「きず」を探して安全を守る、渦電流の目
渦電流とは
電磁誘導は、磁場と導体の相互作用によって電気や電流が生じる現象です。さらに、金属のような導体が磁場に置かれると、磁場の影響を受けて導体の内部に渦状の電流を生じることを「渦電流」と呼びます。渦電流は、私たちの生活においてさまざまな形で役に立っています。例えば、IH調理器は渦電流を利用して加熱する仕組みです。また、交通系ICカードはカードリーダーの磁場による電磁誘導によりカード内に電力を送り、内部の情報を読み取っています。渦電流は、身近なさまざまな現代の科学技術の進歩に欠かせない要素なのです。
渦電流で「きず」を検出
渦電流は金属表面の「きず」を検出するのも得意です。金属のきずは、表面が削れて素材が欠け、そこに空気がある状態です。空気は電気を通さないため、金属内に発生した渦電流はきずを避けて流れます。きずのない箇所と比較すると、渦電流が形成する磁界が変化することからきずを検出できるのです。

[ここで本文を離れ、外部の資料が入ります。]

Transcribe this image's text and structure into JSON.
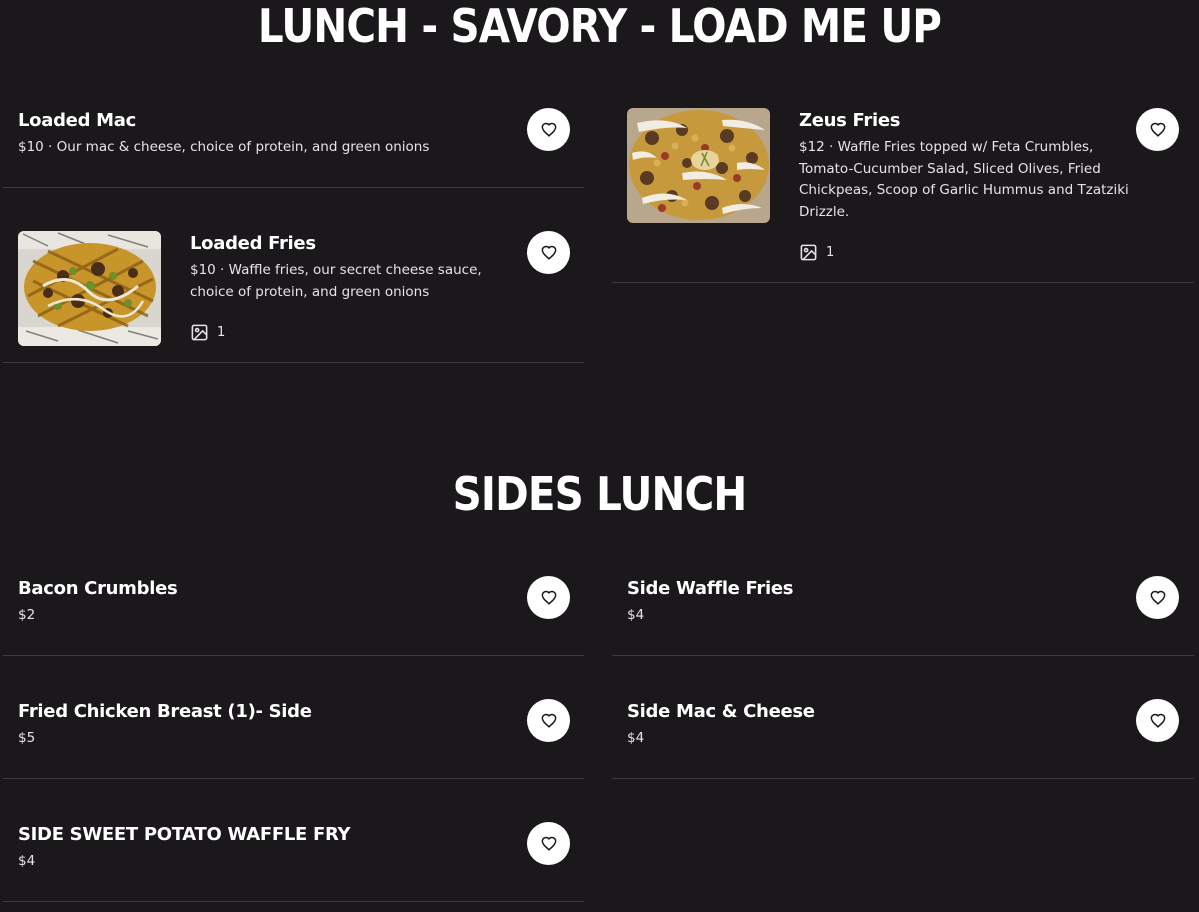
{
  "sections": [
    {
      "title": "LUNCH - SAVORY - LOAD ME UP",
      "items": [
        {
          "name": "Loaded Mac",
          "desc": "$10 · Our mac & cheese, choice of protein, and green onions"
        },
        {
          "name": "Zeus Fries",
          "desc": "$12 · Waffle Fries topped w/ Feta Crumbles, Tomato-Cucumber Salad, Sliced Olives, Fried Chickpeas, Scoop of Garlic Hummus and Tzatziki Drizzle.",
          "photo_count": "1"
        },
        {
          "name": "Loaded Fries",
          "desc": "$10 · Waffle fries, our secret cheese sauce, choice of protein, and green onions",
          "photo_count": "1"
        }
      ]
    },
    {
      "title": "SIDES LUNCH",
      "items": [
        {
          "name": "Bacon Crumbles",
          "desc": "$2"
        },
        {
          "name": "Side Waffle Fries",
          "desc": "$4"
        },
        {
          "name": "Fried Chicken Breast (1)- Side",
          "desc": "$5"
        },
        {
          "name": "Side Mac & Cheese",
          "desc": "$4"
        },
        {
          "name": "SIDE SWEET POTATO WAFFLE FRY",
          "desc": "$4"
        }
      ]
    }
  ],
  "icons": {
    "favorite": "heart-icon",
    "photos": "image-icon"
  },
  "colors": {
    "background": "#1a181b",
    "divider": "#3d3a3e",
    "text": "#ffffff",
    "button": "#ffffff"
  }
}
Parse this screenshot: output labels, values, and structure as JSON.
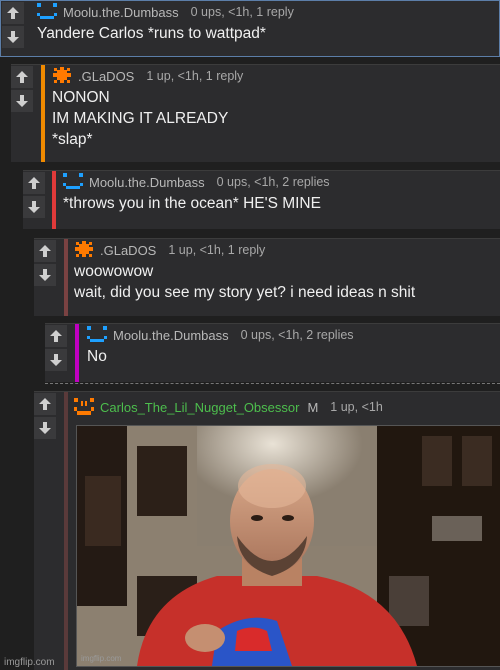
{
  "comments": [
    {
      "user": "Moolu.the.Dumbass",
      "meta": "0 ups, <1h, 1 reply",
      "text": "Yandere Carlos *runs to wattpad*",
      "bar": "",
      "avatar": "face-blue-icon"
    },
    {
      "user": ".GLaDOS",
      "meta": "1 up, <1h, 1 reply",
      "text": "NONON\nIM MAKING IT ALREADY\n*slap*",
      "bar": "#f08a00",
      "avatar": "virus-orange-icon"
    },
    {
      "user": "Moolu.the.Dumbass",
      "meta": "0 ups, <1h, 2 replies",
      "text": "*throws you in the ocean* HE'S MINE",
      "bar": "#e03a3a",
      "avatar": "face-blue-icon"
    },
    {
      "user": ".GLaDOS",
      "meta": "1 up, <1h, 1 reply",
      "text": "woowowow\nwait, did you see my story yet? i need ideas n shit",
      "bar": "#7a4242",
      "avatar": "virus-orange-icon"
    },
    {
      "user": "Moolu.the.Dumbass",
      "meta": "0 ups, <1h, 2 replies",
      "text": "No",
      "bar": "#c000c0",
      "avatar": "face-blue-icon"
    },
    {
      "user": "Carlos_The_Lil_Nugget_Obsessor",
      "mod": "M",
      "meta": "1 up, <1h",
      "bar": "#5a3a3a",
      "avatar": "face-orange-icon",
      "image_caption": "imgflip.com"
    }
  ],
  "watermark": "imgflip.com",
  "colors": {
    "accent_blue": "#1ea0ff",
    "accent_orange": "#ff7a00",
    "username_green": "#4dbe4d"
  }
}
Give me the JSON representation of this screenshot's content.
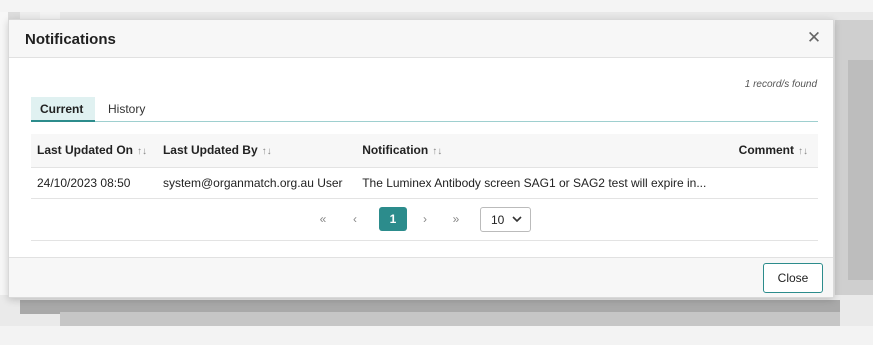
{
  "modal": {
    "title": "Notifications",
    "close_icon": "close-icon"
  },
  "records_found": "1 record/s found",
  "tabs": [
    {
      "label": "Current",
      "active": true
    },
    {
      "label": "History",
      "active": false
    }
  ],
  "table": {
    "columns": [
      {
        "label": "Last Updated On",
        "sort": "↑↓"
      },
      {
        "label": "Last Updated By",
        "sort": "↑↓"
      },
      {
        "label": "Notification",
        "sort": "↑↓"
      },
      {
        "label": "Comment",
        "sort": "↑↓"
      }
    ],
    "rows": [
      {
        "last_updated_on": "24/10/2023 08:50",
        "last_updated_by": "system@organmatch.org.au User",
        "notification": "The Luminex Antibody screen SAG1 or SAG2 test will expire in...",
        "comment": ""
      }
    ]
  },
  "pagination": {
    "first": "«",
    "prev": "‹",
    "current_page": "1",
    "next": "›",
    "last": "»",
    "page_size": "10"
  },
  "footer": {
    "close_label": "Close"
  },
  "colors": {
    "accent": "#2c8c8c",
    "tab_active_bg": "#e0f1f1"
  }
}
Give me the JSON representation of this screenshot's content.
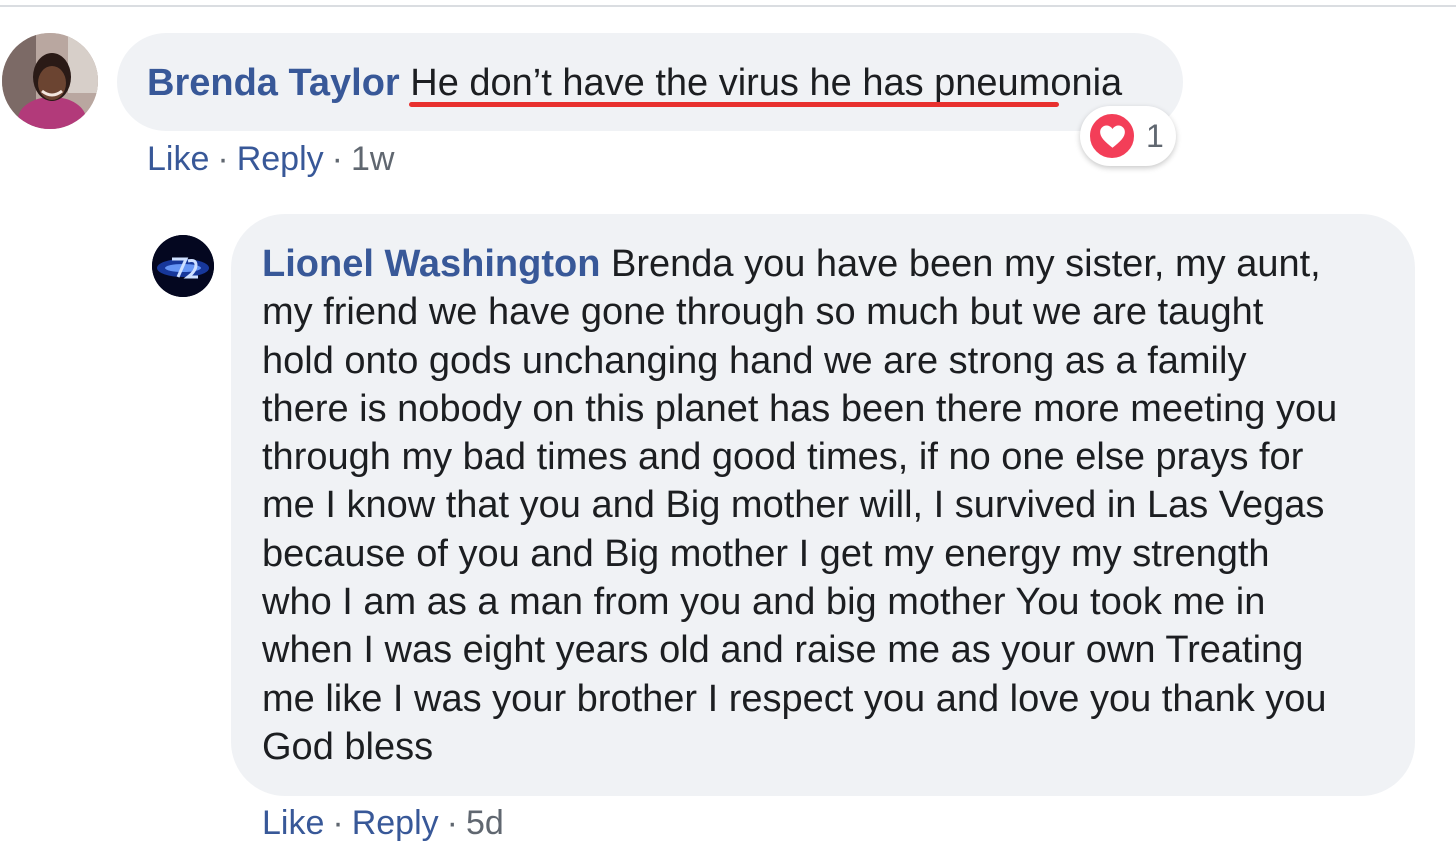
{
  "comments": [
    {
      "author": "Brenda Taylor",
      "text": "He don’t have the virus he has pneumonia",
      "reaction": {
        "icon": "heart-icon",
        "count": "1",
        "color": "#f33e58"
      },
      "actions": {
        "like": "Like",
        "reply": "Reply",
        "separator": "·",
        "time": "1w"
      }
    },
    {
      "author": "Lionel Washington",
      "lines": [
        "Brenda you have been my sister, my aunt,",
        "my friend we have gone through so much but we are taught",
        "hold onto gods unchanging hand we are strong as a family",
        "there is nobody on this planet has been there more meeting you",
        "through my bad times and good times, if no one else prays for",
        "me I know that you and Big mother will, I survived in Las Vegas",
        "because of you and Big mother I get my energy my strength",
        "who I am as a man from you and big mother You took me in",
        "when I was eight years old and raise me as your own Treating",
        "me like I was your brother I respect you and love you thank you",
        "God bless"
      ],
      "actions": {
        "like": "Like",
        "reply": "Reply",
        "separator": "·",
        "time": "5d"
      }
    }
  ],
  "colors": {
    "author": "#385898",
    "bubble": "#f0f2f5",
    "underline": "#e8302e"
  }
}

この特性を応用して、飛行機の機体の損傷検査にも渦電流が使われています。中でもジェットエンジンのタービンブレードは、それ自体が大きすぎてX線検査機器を通せないために、分解してから検査して、再び組み立てる手間がかかります。この問題を解決するために、将来的には直接エンジン内部に通せるほど小型の渦電流検査機器の開発が望まれています。
渦電流のメリット
渦電流を使った検査は、非破壊検査という技術の一分野です。非破壊検査は他に超音波やX線を使う方法がありますが、渦電流は小さなきずの検出に優れています。また、電気のみを使用するため、検査が非常に迅速に行われるという利点もあります。原子力発電所の保守にも渦電流が使われ、核融合炉への応用も模索されています。核融合炉内部は高温かつ高い磁場が存在するため金属にとって過酷な環境であり検査が欠かせませんが、検査方法が確立されていません。迅速に詳しい検査ができる渦電流は、核融合発電所でも重要な役割を果たすことが期待されています。